The ambulance doctors who evaluated Golunov found a hematoma on the back of his head, as well as multiple bruises on both the front and the back of the rib cage, damage to 10 or 11 of his ribs, a suspected closed skull-brain trauma and suspected cerebral concussion.
In the face of mounting public outrage, worsening by the hour, the government is now trying to distance itself and shed some light on what happened. The oversight bodies of the Interior Ministry have initiated an investigation into the events.
“In view of the reaction by public opinion, we will check in detail whether the actions of the police were strictly within the bounds of legality,” the ministry stated. “We are confident that if Minister Vladimir Kolokolzev finds violations committed by the security bodies, he will not leave those responsible unpunished.”
The version of events told by the police had already been questioned by the journalist’s lawyers and friends since the day of his arrest. Law enforcement first claimed that they arrested Golunov during the afternoon of June 7 in his car, after finding him in possession of 4 grams of mephedrone (later, the police said that they also found 5 grams of cocaine in his apartment after a search).
However, the journalist claims he was arrested on the night of June 6, beaten and not allowed to contact his lawyers or friends for over 11 hours. As for the drugs, they were slipped into his bag by a policeman. If true, such treatment closely recalls other such tragic episodes that happened in the past, including in Italy.
Golunov’s lawyer, Dmitry Julay, later said his client had been held “under conditions that did not respect basic human rights or Russian legislation,” as he “had not received food rations and was prevented from sleeping” for over 24 hours.
The mobilization of the Russian media world began immediately. The Russian Union of Journalists called for the immediate release of their colleague, saying that it “considers the charges against Godunov not credible, the conditions in which he is being held and the manner of his arrest intolerable, and expresses concern for the ever-growing level of intimidation against free journalism.” The famous sports journalist Yurii Dud declared his solidarity with Golunov, and even the most famous Russian television talk-show host, Vladimir Solovyov, who has very close ties to Putin, said that he was “perplexed” and “wanted to take a close look” at what happened.

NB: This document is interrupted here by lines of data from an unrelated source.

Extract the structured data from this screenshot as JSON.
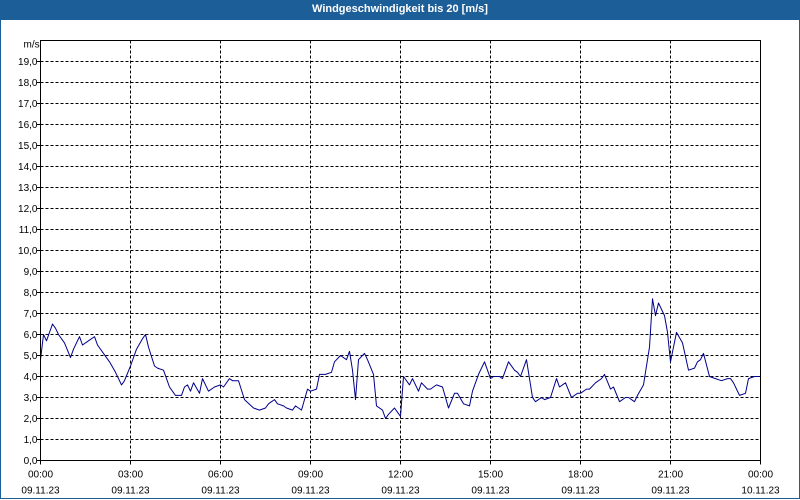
{
  "title": "Windgeschwindigkeit bis 20 [m/s]",
  "chart_data": {
    "type": "line",
    "title": "Windgeschwindigkeit bis 20 [m/s]",
    "ylabel": "m/s",
    "ylim": [
      0,
      20
    ],
    "yticks": [
      "0,0",
      "1,0",
      "2,0",
      "3,0",
      "4,0",
      "5,0",
      "6,0",
      "7,0",
      "8,0",
      "9,0",
      "10,0",
      "11,0",
      "12,0",
      "13,0",
      "14,0",
      "15,0",
      "16,0",
      "17,0",
      "18,0",
      "19,0"
    ],
    "xlim": [
      0,
      24
    ],
    "xticks": [
      {
        "time": "00:00",
        "date": "09.11.23"
      },
      {
        "time": "03:00",
        "date": "09.11.23"
      },
      {
        "time": "06:00",
        "date": "09.11.23"
      },
      {
        "time": "09:00",
        "date": "09.11.23"
      },
      {
        "time": "12:00",
        "date": "09.11.23"
      },
      {
        "time": "15:00",
        "date": "09.11.23"
      },
      {
        "time": "18:00",
        "date": "09.11.23"
      },
      {
        "time": "21:00",
        "date": "09.11.23"
      },
      {
        "time": "00:00",
        "date": "10.11.23"
      }
    ],
    "grid": true,
    "line_color": "#00008b",
    "series": [
      {
        "x": [
          0,
          0.1,
          0.2,
          0.4,
          0.5,
          0.6,
          0.8,
          1.0,
          1.1,
          1.3,
          1.4,
          1.6,
          1.8,
          1.9,
          2.1,
          2.3,
          2.5,
          2.7,
          2.8,
          3.0,
          3.2,
          3.4,
          3.5,
          3.6,
          3.8,
          3.9,
          4.1,
          4.3,
          4.5,
          4.7,
          4.8,
          4.9,
          5.0,
          5.1,
          5.3,
          5.4,
          5.6,
          5.8,
          6.0,
          6.1,
          6.3,
          6.4,
          6.6,
          6.8,
          7.1,
          7.3,
          7.5,
          7.6,
          7.8,
          7.9,
          8.1,
          8.2,
          8.4,
          8.5,
          8.7,
          8.9,
          9.0,
          9.2,
          9.3,
          9.5,
          9.7,
          9.8,
          10.0,
          10.2,
          10.3,
          10.4,
          10.5,
          10.6,
          10.8,
          10.9,
          11.1,
          11.2,
          11.4,
          11.5,
          11.6,
          11.8,
          12.0,
          12.1,
          12.3,
          12.4,
          12.6,
          12.7,
          12.9,
          13.0,
          13.2,
          13.4,
          13.6,
          13.8,
          13.9,
          14.1,
          14.3,
          14.4,
          14.6,
          14.8,
          15.0,
          15.1,
          15.3,
          15.4,
          15.6,
          15.8,
          15.9,
          16.0,
          16.2,
          16.4,
          16.5,
          16.7,
          16.8,
          17.0,
          17.2,
          17.3,
          17.5,
          17.7,
          17.9,
          18.0,
          18.2,
          18.3,
          18.5,
          18.7,
          18.8,
          19.0,
          19.1,
          19.3,
          19.5,
          19.6,
          19.8,
          19.9,
          20.1,
          20.3,
          20.4,
          20.5,
          20.6,
          20.8,
          20.9,
          21.0,
          21.2,
          21.4,
          21.6,
          21.8,
          21.9,
          22.0,
          22.1,
          22.3,
          22.5,
          22.7,
          22.9,
          23.0,
          23.1,
          23.3,
          23.5,
          23.6,
          23.8,
          24.0
        ],
        "y": [
          4.8,
          6.0,
          5.7,
          6.5,
          6.3,
          6.0,
          5.6,
          4.9,
          5.3,
          5.9,
          5.5,
          5.7,
          5.9,
          5.5,
          5.1,
          4.7,
          4.2,
          3.6,
          3.8,
          4.5,
          5.3,
          5.8,
          6.0,
          5.4,
          4.5,
          4.4,
          4.3,
          3.5,
          3.1,
          3.1,
          3.5,
          3.6,
          3.3,
          3.7,
          3.2,
          3.9,
          3.3,
          3.5,
          3.6,
          3.5,
          3.9,
          3.8,
          3.8,
          2.9,
          2.5,
          2.4,
          2.5,
          2.7,
          2.9,
          2.7,
          2.6,
          2.5,
          2.4,
          2.6,
          2.4,
          3.4,
          3.3,
          3.4,
          4.1,
          4.1,
          4.2,
          4.7,
          5.0,
          4.8,
          5.2,
          4.3,
          2.9,
          4.8,
          5.1,
          4.8,
          4.1,
          2.6,
          2.4,
          2.0,
          2.2,
          2.5,
          2.1,
          4.0,
          3.6,
          3.9,
          3.3,
          3.7,
          3.4,
          3.4,
          3.6,
          3.5,
          2.5,
          3.2,
          3.2,
          2.7,
          2.6,
          3.3,
          4.1,
          4.7,
          3.9,
          4.0,
          4.0,
          3.9,
          4.7,
          4.3,
          4.2,
          4.0,
          4.8,
          3.0,
          2.8,
          3.0,
          2.9,
          3.0,
          3.9,
          3.5,
          3.7,
          3.0,
          3.2,
          3.2,
          3.4,
          3.4,
          3.7,
          3.9,
          4.1,
          3.4,
          3.5,
          2.8,
          3.0,
          3.0,
          2.8,
          3.1,
          3.6,
          5.4,
          7.7,
          6.9,
          7.5,
          6.9,
          6.1,
          4.7,
          6.1,
          5.6,
          4.3,
          4.4,
          4.7,
          4.8,
          5.1,
          4.0,
          3.9,
          3.8,
          3.9,
          3.9,
          3.7,
          3.1,
          3.2,
          3.9,
          4.0,
          4.0
        ]
      }
    ]
  }
}
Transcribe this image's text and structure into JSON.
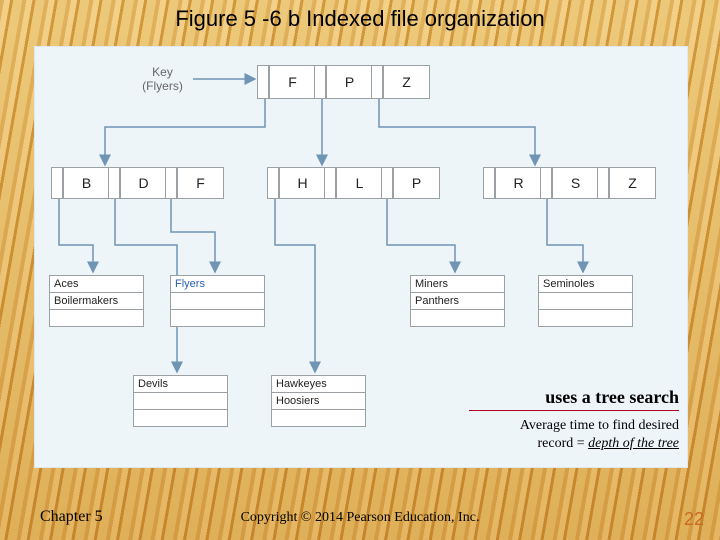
{
  "title": "Figure 5 -6 b Indexed file organization",
  "key_label_l1": "Key",
  "key_label_l2": "(Flyers)",
  "root": {
    "c0": "F",
    "c1": "P",
    "c2": "Z"
  },
  "level2": {
    "g0": {
      "c0": "B",
      "c1": "D",
      "c2": "F"
    },
    "g1": {
      "c0": "H",
      "c1": "L",
      "c2": "P"
    },
    "g2": {
      "c0": "R",
      "c1": "S",
      "c2": "Z"
    }
  },
  "leaves": {
    "l0": {
      "r0": "Aces",
      "r1": "Boilermakers",
      "r2": ""
    },
    "l1": {
      "r0": "Devils",
      "r1": "",
      "r2": ""
    },
    "l2": {
      "r0": "Flyers",
      "r1": "",
      "r2": ""
    },
    "l3": {
      "r0": "Hawkeyes",
      "r1": "Hoosiers",
      "r2": ""
    },
    "l4": {
      "r0": "Miners",
      "r1": "Panthers",
      "r2": ""
    },
    "l5": {
      "r0": "Seminoles",
      "r1": "",
      "r2": ""
    }
  },
  "note_line1": "uses a tree search",
  "note_line2a": "Average time to find desired",
  "note_line2b": "record = ",
  "note_depth": "depth of the tree",
  "footer_left": "Chapter 5",
  "footer_center": "Copyright © 2014 Pearson Education, Inc.",
  "footer_right": "22"
}
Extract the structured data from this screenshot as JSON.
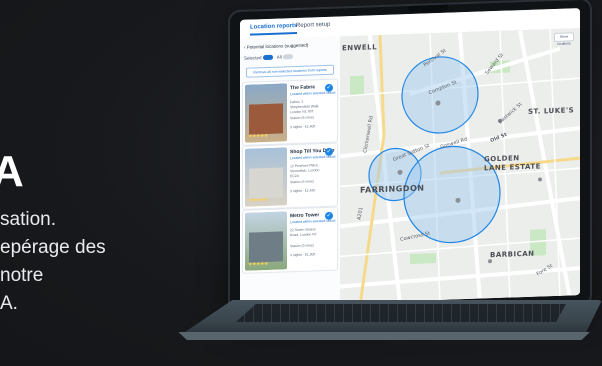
{
  "marketing": {
    "heading_fragment": "A",
    "lines": [
      "sation.",
      "epérage des",
      "notre",
      "A."
    ]
  },
  "app": {
    "tabs": [
      {
        "label": "Location reports",
        "active": true
      },
      {
        "label": "Report setup",
        "active": false
      }
    ],
    "panel": {
      "back_label": "Potential locations (suggested)",
      "toggle_on_label": "Selected",
      "toggle_off_label": "All",
      "cta_label": "Remove all non-selected locations from reports"
    },
    "cards": [
      {
        "title": "The Fabric",
        "link": "Located within selected radius",
        "addr": "Fabric, 1 Shepherdess Walk, London N1 7BT",
        "meta": "Station (6 mins)",
        "meta2": "3 nights · £1,400",
        "rating": "★★★★★"
      },
      {
        "title": "Shop Till You Drop",
        "link": "Located within selected radius",
        "addr": "12 Pershore Place, Shoreditch, London EC2A",
        "meta": "Station (4 mins)",
        "meta2": "3 nights · £1,420",
        "rating": "★★★★★"
      },
      {
        "title": "Metro Tower",
        "link": "Located within selected radius",
        "addr": "22 Seven Sisters Road, London N7",
        "meta": "Station (3 mins)",
        "meta2": "4 nights · £1,300",
        "rating": "★★★★★"
      }
    ],
    "map": {
      "zoom_label": "Show locations",
      "areas": [
        "ENWELL",
        "ST. LUKE'S",
        "GOLDEN",
        "LANE ESTATE",
        "FARRINGDON",
        "BARBICAN"
      ],
      "streets": [
        "Percival St",
        "Compton St",
        "Goswell Rd",
        "Old St",
        "Bastwick St",
        "Seward St",
        "Cowcross St",
        "Great Sutton St",
        "A201",
        "Fore St",
        "Clerkenwell Rd"
      ]
    },
    "colors": {
      "accent": "#1a6fd1",
      "radius_fill": "#9cc7ef",
      "radius_stroke": "#1e86e8",
      "park": "#c9e8c3"
    }
  }
}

From Europe, a message from the OECD came which also called for Golunov’s immediate release. Meanwhile, spontaneous pickets and demonstrations against police violence have taken place in many cities across Russia. In Perm and Moscow, police detained some of the demonstrators, accusing them of “excesses.”
But the pressure seems to have had a clear effect: in a court hearing late on Saturday, Golunov was ordered released from prison and placed under house arrest for two months. While this is certainly a victory, he has not been cleared of the charges against him. Nor are the protesters willing to stop just yet: over 300 people were expected to attend a demonstration in his support in front of the police headquarters in Moscow on Sunday evening.